Although Roddenberry can accurately be called the father of Star Trek, the franchise’s development, like that of any child, was not influenced by its parent alone. As Jon Wagner puts it in his book Deep Space and Sacred Time: Star Trek in the American Mythos, “popular entertainment is always influenced, through a variety of direct and indirect avenues, by public taste and shared cultural assumptions” (8). Thus, the proverbial village had a hand in Trek’s rearing. Trek’s status as a shared cultural experience allowed the franchise to grow into one of the most enduring and popular myths in modern day America. Trek also makes exceptionally good mythic material due to the fact that it is set in the future. This may seem somewhat counterintuitive since traditionally, myths are set in the past, but in today’s science-focused society, we have the tendency to dismiss anything that is not factual and verifiable as “just a story.” That is not to say that myth is dead in modern day America – we have simply found different ways to frame our myths in order to make them plausible. One such way to accomplish this is to do precisely what Trek does: set the story in the future. Wagner writes, “both the future and the primordial time-before-time stand apart from concrete history, but with a big difference: the past either happened or it didn’t; but the future might happen” (7). The future is a blank canvas through which our logos-driven minds can be free to imagine a state of existence to which we can aspire.

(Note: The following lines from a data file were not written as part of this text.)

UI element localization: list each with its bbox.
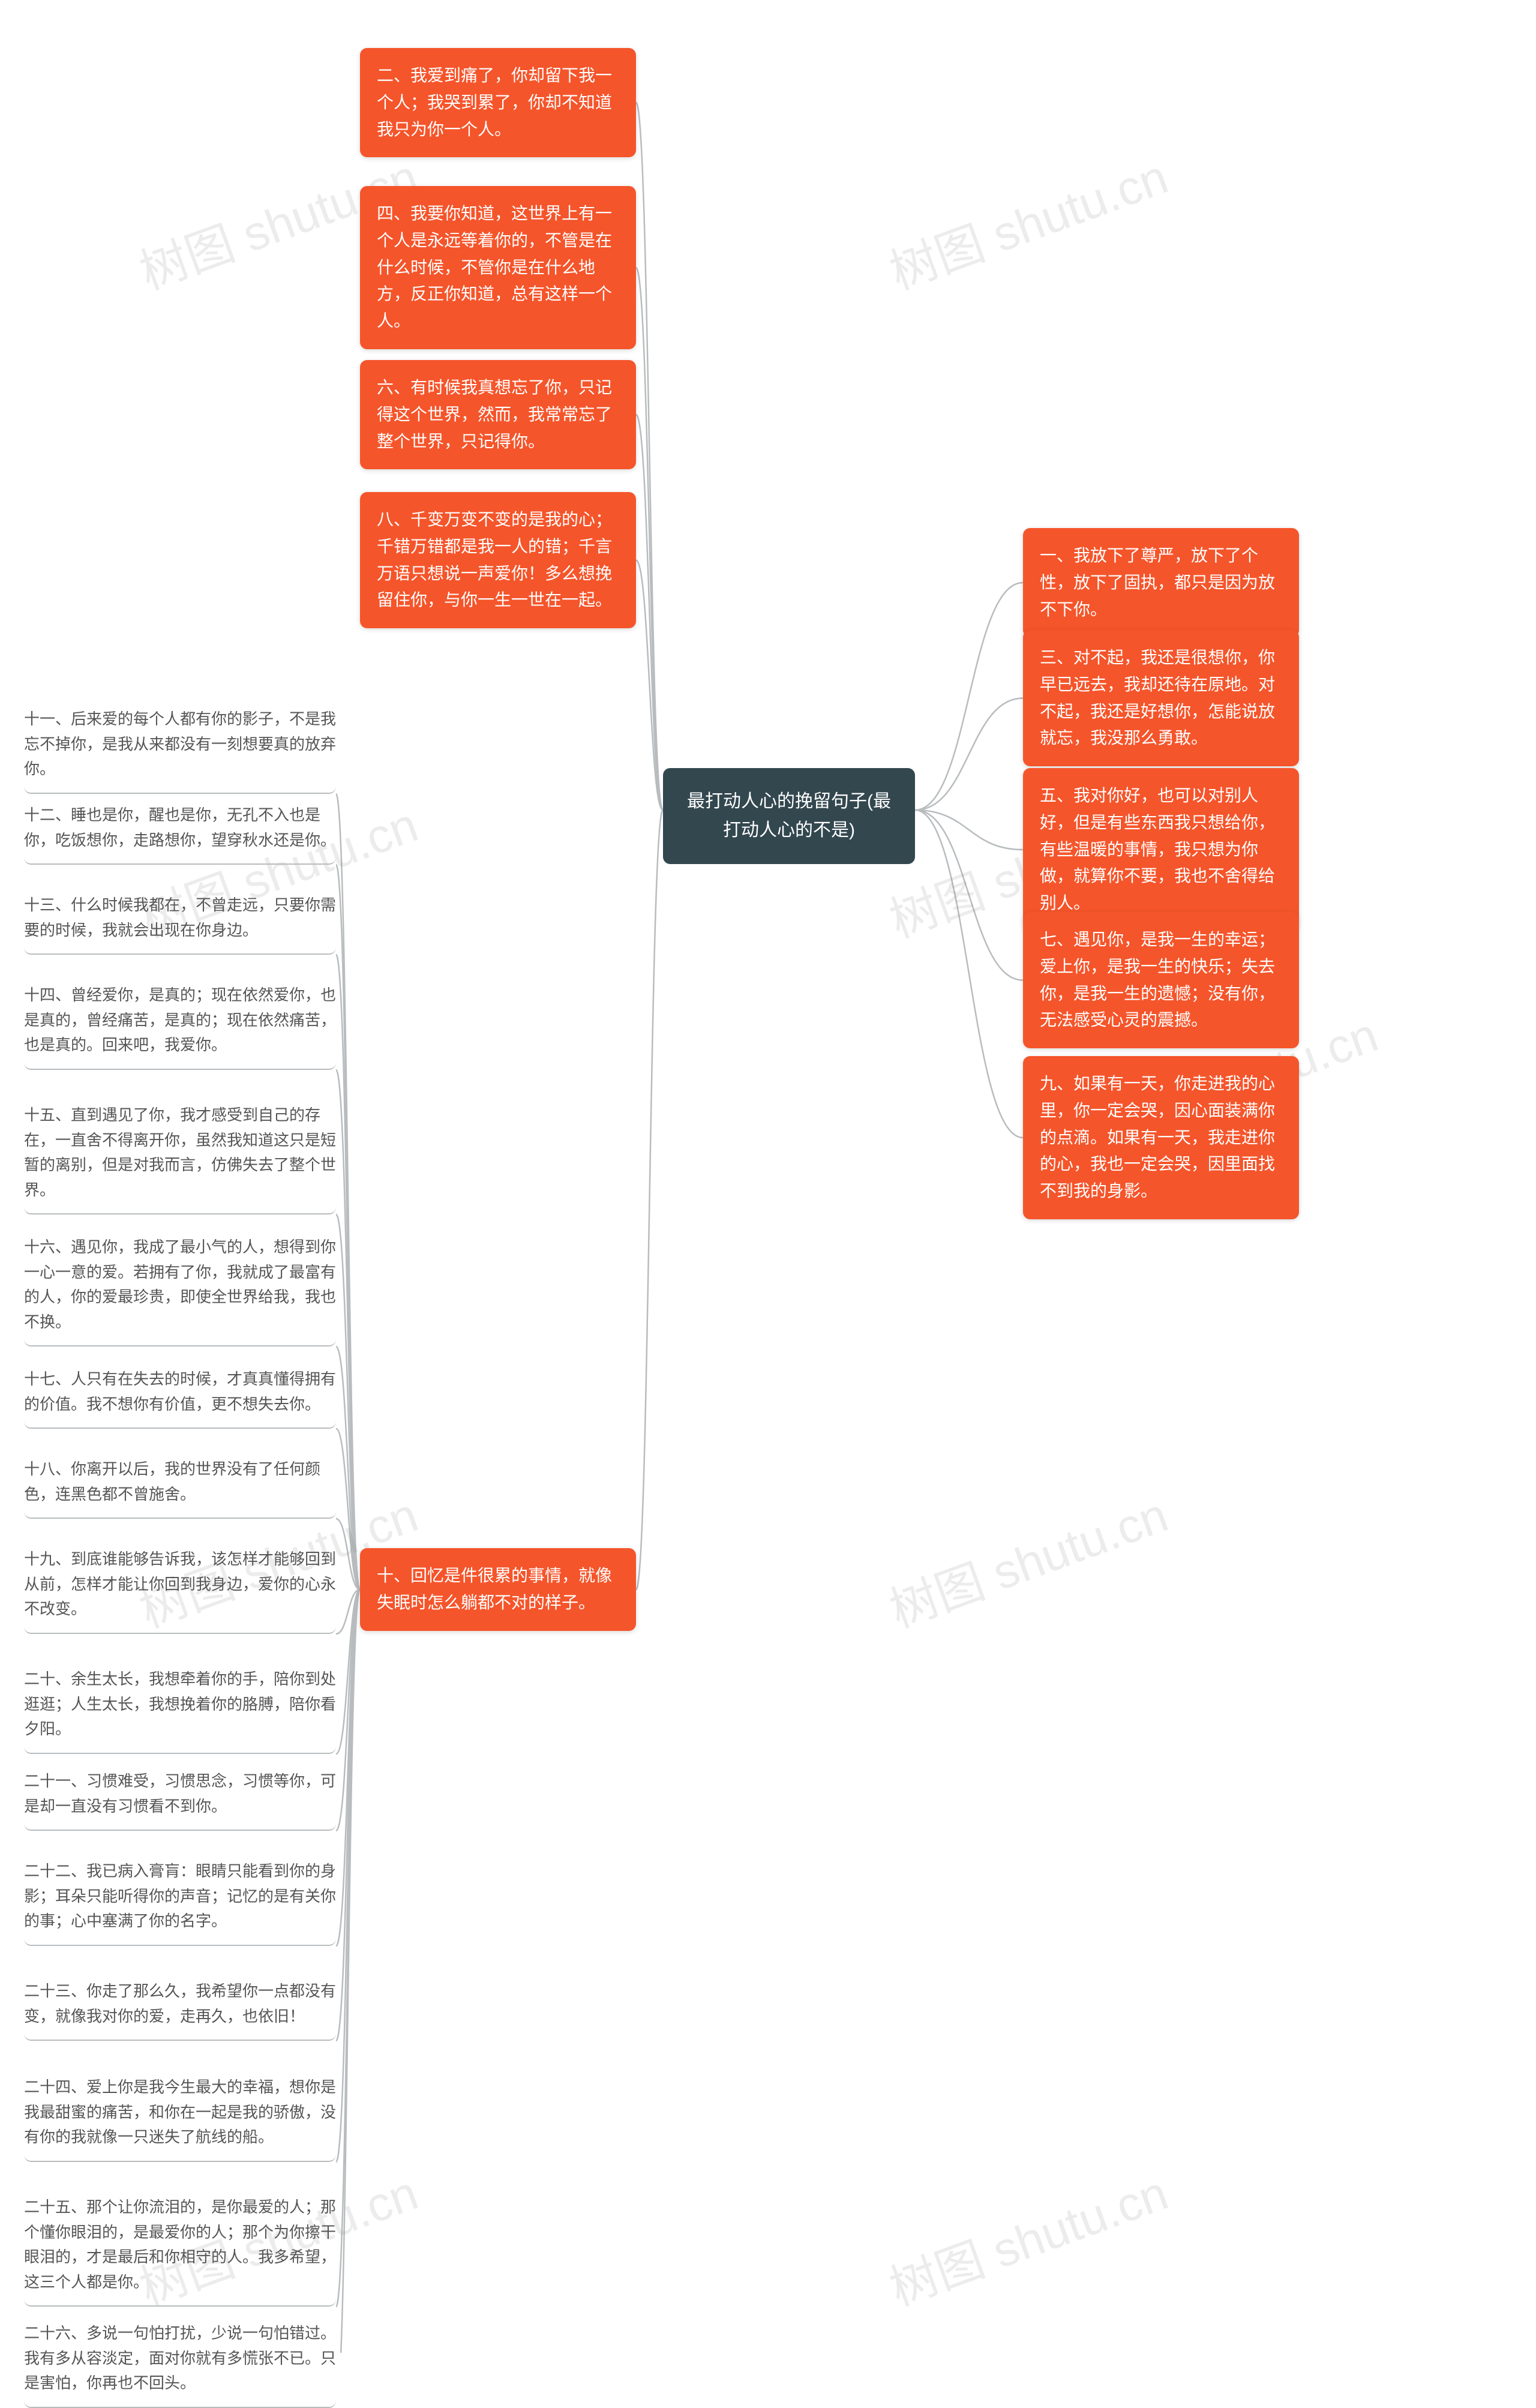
grey-item-15-label: 二十六、多说一句怕打扰，少说一句怕错过。我有多从容淡定，面对你就有多慌张不已。只… xyxy=(24,2324,336,2392)
right-branch-2: 五、我对你好，也可以对别人好，但是有些东西我只想给你，有些温暖的事情，我只想为你… xyxy=(1023,768,1299,931)
grey-item-0: 十一、后来爱的每个人都有你的影子，不是我忘不掉你，是我从来都没有一刻想要真的放弃… xyxy=(24,696,336,794)
right-branch-1-label: 三、对不起，我还是很想你，你早已远去，我却还待在原地。对不起，我还是好想你，怎能… xyxy=(1040,648,1275,747)
right-branch-0-label: 一、我放下了尊严，放下了个性，放下了固执，都只是因为放不下你。 xyxy=(1040,546,1275,619)
right-branch-0: 一、我放下了尊严，放下了个性，放下了固执，都只是因为放不下你。 xyxy=(1023,528,1299,637)
grey-item-4: 十五、直到遇见了你，我才感受到自己的存在，一直舍不得离开你，虽然我知道这只是短暂… xyxy=(24,1092,336,1215)
grey-item-2: 十三、什么时候我都在，不曾走远，只要你需要的时候，我就会出现在你身边。 xyxy=(24,882,336,955)
grey-item-0-label: 十一、后来爱的每个人都有你的影子，不是我忘不掉你，是我从来都没有一刻想要真的放弃… xyxy=(24,710,336,778)
grey-item-11-label: 二十二、我已病入膏肓：眼睛只能看到你的身影；耳朵只能听得你的声音；记忆的是有关你… xyxy=(24,1862,336,1930)
root-node: 最打动人心的挽留句子(最打动人心的不是) xyxy=(663,768,915,864)
grey-item-12: 二十三、你走了那么久，我希望你一点都没有变，就像我对你的爱，走再久，也依旧！ xyxy=(24,1968,336,2041)
grey-item-9-label: 二十、余生太长，我想牵着你的手，陪你到处逛逛；人生太长，我想挽着你的胳膊，陪你看… xyxy=(24,1670,336,1738)
left-branch-1-label: 四、我要你知道，这世界上有一个人是永远等着你的，不管是在什么时候，不管你是在什么… xyxy=(377,204,612,330)
right-branch-3: 七、遇见你，是我一生的幸运；爱上你，是我一生的快乐；失去你，是我一生的遗憾；没有… xyxy=(1023,912,1299,1048)
grey-item-6-label: 十七、人只有在失去的时候，才真真懂得拥有的价值。我不想你有价值，更不想失去你。 xyxy=(24,1370,336,1413)
right-branch-3-label: 七、遇见你，是我一生的幸运；爱上你，是我一生的快乐；失去你，是我一生的遗憾；没有… xyxy=(1040,930,1275,1029)
grey-item-10-label: 二十一、习惯难受，习惯思念，习惯等你，可是却一直没有习惯看不到你。 xyxy=(24,1772,336,1815)
grey-item-14: 二十五、那个让你流泪的，是你最爱的人；那个懂你眼泪的，是最爱你的人；那个为你擦干… xyxy=(24,2184,336,2307)
right-branch-2-label: 五、我对你好，也可以对别人好，但是有些东西我只想给你，有些温暖的事情，我只想为你… xyxy=(1040,786,1275,912)
branch-node-ten: 十、回忆是件很累的事情，就像失眠时怎么躺都不对的样子。 xyxy=(360,1548,636,1631)
grey-item-3-label: 十四、曾经爱你，是真的；现在依然爱你，也是真的，曾经痛苦，是真的；现在依然痛苦，… xyxy=(24,986,336,1054)
grey-item-1: 十二、睡也是你，醒也是你，无孔不入也是你，吃饭想你，走路想你，望穿秋水还是你。 xyxy=(24,792,336,865)
watermark: 树图 shutu.cn xyxy=(879,139,1176,304)
grey-item-4-label: 十五、直到遇见了你，我才感受到自己的存在，一直舍不得离开你，虽然我知道这只是短暂… xyxy=(24,1106,336,1199)
grey-item-8: 十九、到底谁能够告诉我，该怎样才能够回到从前，怎样才能让你回到我身边，爱你的心永… xyxy=(24,1536,336,1634)
grey-item-13-label: 二十四、爱上你是我今生最大的幸福，想你是我最甜蜜的痛苦，和你在一起是我的骄傲，没… xyxy=(24,2078,336,2146)
grey-item-3: 十四、曾经爱你，是真的；现在依然爱你，也是真的，曾经痛苦，是真的；现在依然痛苦，… xyxy=(24,972,336,1070)
grey-item-10: 二十一、习惯难受，习惯思念，习惯等你，可是却一直没有习惯看不到你。 xyxy=(24,1758,336,1831)
grey-item-7-label: 十八、你离开以后，我的世界没有了任何颜色，连黑色都不曾施舍。 xyxy=(24,1460,320,1503)
right-branch-4: 九、如果有一天，你走进我的心里，你一定会哭，因心面装满你的点滴。如果有一天，我走… xyxy=(1023,1056,1299,1219)
grey-item-5-label: 十六、遇见你，我成了最小气的人，想得到你一心一意的爱。若拥有了你，我就成了最富有… xyxy=(24,1238,336,1331)
left-branch-0: 二、我爱到痛了，你却留下我一个人；我哭到累了，你却不知道我只为你一个人。 xyxy=(360,48,636,157)
left-branch-2: 六、有时候我真想忘了你，只记得这个世界，然而，我常常忘了整个世界，只记得你。 xyxy=(360,360,636,469)
grey-item-1-label: 十二、睡也是你，醒也是你，无孔不入也是你，吃饭想你，走路想你，望穿秋水还是你。 xyxy=(24,806,336,849)
left-branch-3: 八、千变万变不变的是我的心；千错万错都是我一人的错；千言万语只想说一声爱你！多么… xyxy=(360,492,636,628)
grey-item-13: 二十四、爱上你是我今生最大的幸福，想你是我最甜蜜的痛苦，和你在一起是我的骄傲，没… xyxy=(24,2064,336,2162)
grey-item-14-label: 二十五、那个让你流泪的，是你最爱的人；那个懂你眼泪的，是最爱你的人；那个为你擦干… xyxy=(24,2198,336,2291)
grey-item-6: 十七、人只有在失去的时候，才真真懂得拥有的价值。我不想你有价值，更不想失去你。 xyxy=(24,1356,336,1429)
left-branch-2-label: 六、有时候我真想忘了你，只记得这个世界，然而，我常常忘了整个世界，只记得你。 xyxy=(377,378,612,451)
grey-item-8-label: 十九、到底谁能够告诉我，该怎样才能够回到从前，怎样才能让你回到我身边，爱你的心永… xyxy=(24,1550,336,1618)
grey-item-15: 二十六、多说一句怕打扰，少说一句怕错过。我有多从容淡定，面对你就有多慌张不已。只… xyxy=(24,2310,336,2408)
right-branch-1: 三、对不起，我还是很想你，你早已远去，我却还待在原地。对不起，我还是好想你，怎能… xyxy=(1023,630,1299,766)
grey-item-7: 十八、你离开以后，我的世界没有了任何颜色，连黑色都不曾施舍。 xyxy=(24,1446,336,1519)
grey-item-11: 二十二、我已病入膏肓：眼睛只能看到你的身影；耳朵只能听得你的声音；记忆的是有关你… xyxy=(24,1848,336,1946)
left-branch-0-label: 二、我爱到痛了，你却留下我一个人；我哭到累了，你却不知道我只为你一个人。 xyxy=(377,66,612,139)
branch-node-label: 十、回忆是件很累的事情，就像失眠时怎么躺都不对的样子。 xyxy=(377,1566,612,1612)
grey-item-5: 十六、遇见你，我成了最小气的人，想得到你一心一意的爱。若拥有了你，我就成了最富有… xyxy=(24,1224,336,1347)
root-label: 最打动人心的挽留句子(最打动人心的不是) xyxy=(687,791,891,840)
grey-item-2-label: 十三、什么时候我都在，不曾走远，只要你需要的时候，我就会出现在你身边。 xyxy=(24,896,336,939)
left-branch-1: 四、我要你知道，这世界上有一个人是永远等着你的，不管是在什么时候，不管你是在什么… xyxy=(360,186,636,349)
watermark: 树图 shutu.cn xyxy=(879,1477,1176,1642)
right-branch-4-label: 九、如果有一天，你走进我的心里，你一定会哭，因心面装满你的点滴。如果有一天，我走… xyxy=(1040,1074,1275,1200)
watermark: 树图 shutu.cn xyxy=(879,2155,1176,2320)
left-branch-3-label: 八、千变万变不变的是我的心；千错万错都是我一人的错；千言万语只想说一声爱你！多么… xyxy=(377,510,612,609)
grey-item-9: 二十、余生太长，我想牵着你的手，陪你到处逛逛；人生太长，我想挽着你的胳膊，陪你看… xyxy=(24,1656,336,1754)
grey-item-12-label: 二十三、你走了那么久，我希望你一点都没有变，就像我对你的爱，走再久，也依旧！ xyxy=(24,1982,336,2025)
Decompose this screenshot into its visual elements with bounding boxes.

Like all utopias, however, Starfleet is not without its problems. As mentioned above, Roddenberry’s vision of the Trek cosmos places particular emphasis on freedom and tolerance—ideals that often conflict with one another. Starfleet’s General Order No. 1, which prohibits Starfleet members from interfering with the development of other societies, is often a casualty of this conflict. This order, known as the Prime Directive, places tolerance of cultural difference in a position of utmost importance in Starfleet’s credo. Interference can range from revealing the presence of life on other planets to societies that are not yet aware of this reality to exposing a culture to a technology they have not yet developed themselves to aiding one side over another in a war or conflict. Clearly, the latter situation presents a moral dilemma when one party is oppressing or exploiting another. Which is more important: the oppressed or exploited society’s right to liberty, or Starfleet’s non-interference policy? Trek’s answer to this question varies depending on the social climate in the US and in the world at the time of the series in question: The Original Series tends to value freedom over diversity; The Next Generation places respect for cultural difference over the pursuit of liberty; Deep Space 9, in the postmodern spirit of the 1990s, attempts to mediate the two perspectives; and Enterprise represents a return to innocence of sorts, backing away from postmodernism and reaffirming respect for diversity as the pinnacle of enlightenment.